To put all this in a European context: Research figures from broker BNP Paribas Real Estate for the first six months of the year 2013show that the five leading tourist markets in Europe saw hotel investments rising by 54% over last year to €4.5bn. The emphasis is clearly on premium hotels.

The UK, Europe’s dominant market, saw investment in the period rise 23% to €1.9bn, with London not surprisingly outperforming. France saw investment volume rise 119% to €1.3bn, largely influenced by the sale of a handful of trophy assets such as the Mandarin Oriental and a portfolio with four Concorde luxury hotels, as well as several acquisitions by sovereign funds, particularly Qatari interests.

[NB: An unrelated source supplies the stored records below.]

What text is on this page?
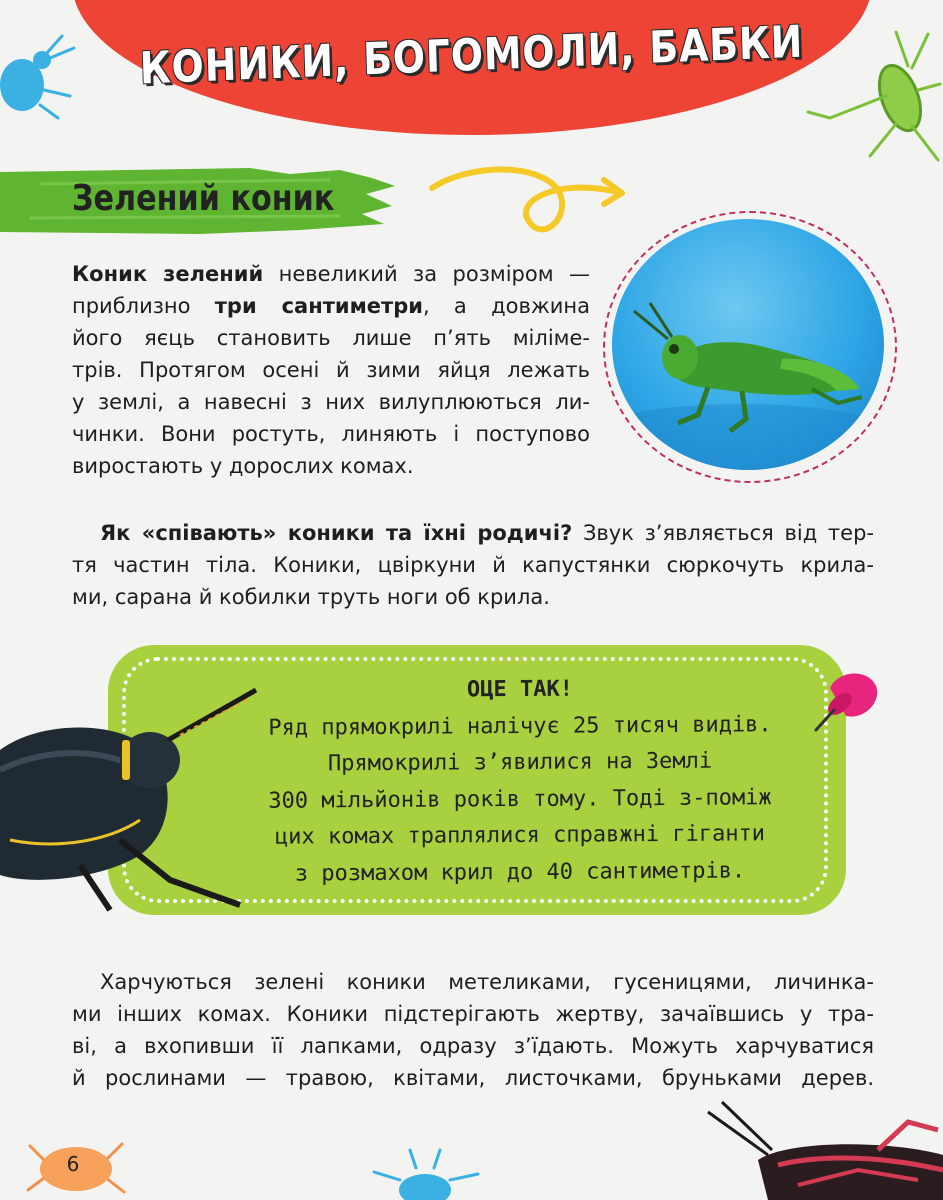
КОНИКИ, БОГОМОЛИ, БАБКИ
Зелений коник

Коник зелений невеликий за розміром —
приблизно три сантиметри, а довжина
його яєць становить лише п’ять міліме-
трів. Протягом осені й зими яйця лежать
у землі, а навесні з них вилуплюються ли-
чинки. Вони ростуть, линяють і поступово
виростають у дорослих комах.

Як «співають» коники та їхні родичі? Звук з’являється від тер-
тя частин тіла. Коники, цвіркуни й капустянки сюркочуть крила-
ми, сарана й кобилки труть ноги об крила.

ОЦЕ ТАК!
Ряд прямокрилі налічує 25 тисяч видів.
Прямокрилі з’явилися на Землі
300 мільйонів років тому. Тоді з-поміж
цих комах траплялися справжні гіганти
з розмахом крил до 40 сантиметрів.

Харчуються зелені коники метеликами, гусеницями, личинка-
ми інших комах. Коники підстерігають жертву, зачаївшись у тра-
ві, а вхопивши її лапками, одразу з’їдають. Можуть харчуватися
й рослинами — травою, квітами, листочками, бруньками дерев.

6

Germany rose in the twelve months since July 2012 by 121% to €800m, primarily due to the major sale of the Queens Moat Hotels portfolio, of 20 hotels for €300m in this year’s first quarter. Italy is on the road to recovery after a summer which saw several prestige hotels change hands, while Spain is likely to see 2013 ending with a reversal in its five-year downward spiral for the first time.